Evil Under the Sun (1982, Guy Hamilton)

As innocuous as Evil Under the Sun can get–and expecting anything else from it seems unintended–the film does have a slightly discomforting feel about it. Perhaps it’s the extraordinary level of benignity, but at times, it really does seem like Peter Ustinov (as Hercule Poirot) is going to be murdered by each and every person in the film. Murder on the Orient Express, not to ruin it for anyone, along with The Murder of Roger Ackroyd, makes Agatha Christie suspect. If there’s no good way out, she’ll just push on through… M. Night Shyamalan owes more to her than anyone else, in terms of wasting people’s engagement with a story and characters, anyway.

The difference between an Agatha Christie novel and an Agatha Christie filmic adaptation, as I just got done telling my fiancée, is simple. It’s about the actors, the location, and the running time. Evil Under the Sun runs around two hours and was filmed on a beautiful island in the Mediterranean. Ustinov’s amusing–though not as funny as when Ustinov’s really being funny, Maggie Smith and Denis Quilley have some good scenes, and James Mason has fun. No one’s particularly bad–Diana Rigg’s supposed to be incredibly annoying–though Nicholas Clay’s accent appears and intensifies after a certain point. It’s harmless, even if it isn’t particularly interesting.

Evil Under the Sun has an interesting structure–there’s no murder for the first hour. Then there’s a half hour of questioning, maybe a little less, then there’s a ten minute reveal and the end. While the scenery is pretty and the cast is okay, there’s nothing particularly dynamic about it. The film keeps the audience with the promise of the murder, as I imagine the book does, and offers them little else to do with their time. Guy Hamilton’s direction does very little with interiors–outside it’s pretty, inside it’s boring, but there are two days inside before anything happens and it could use some oomph. After a certain point, deep in the monotony of the supporting cast’s dramatics, I’d forgotten Ustinov was in the movie.

The end payoff, as delivered by Ustinov, makes the experience moderately worthwhile.

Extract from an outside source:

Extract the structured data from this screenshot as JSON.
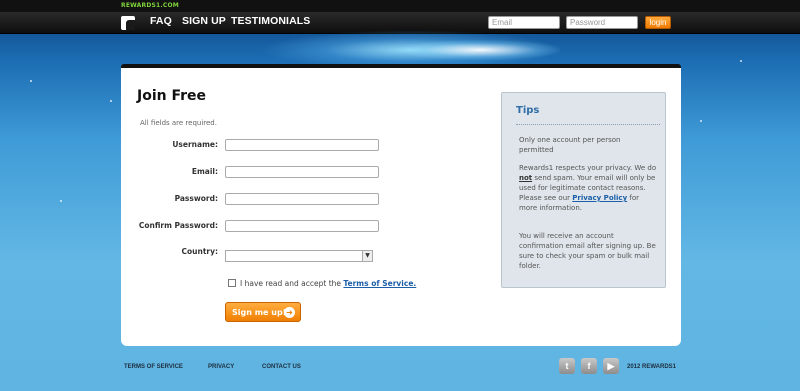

Certainly nothing to watch again, but not a complete waste. Screenwriter Anthony Shaffer wrote The Wicker Man, so he’s obviously capable of a good twist and a good end, but the adherence to the novel really handicaps him….

1.5/4★½

CREDITS

Directed by Guy Hamilton; screenplay by Anthony Shaffer, based on a novel by Agatha Christie; director of photography, Christopher Challis; edited by Richard Marden; music by Cole Porter; production designer, Elliot Scott; produced by John Brabourne and Richard Goodwin; released by Universal Pictures.

Starring Peter Ustinov (Hercule Poirot), Colin Blakely (Sir Horace Blatt), Jane Birkin (Christine Redfern), Nicholas Clay (Patrick Redfern), Maggie Smith (Daphne Castle), Roddy McDowall (Rex Brewster), Sylvia Miles (Myra Gardener), James Mason (Odell Gardener), Denis Quilley (Kenneth Marshall), Diana Rigg (Arlena Marshall) and Emily Hone (Linda Marshall).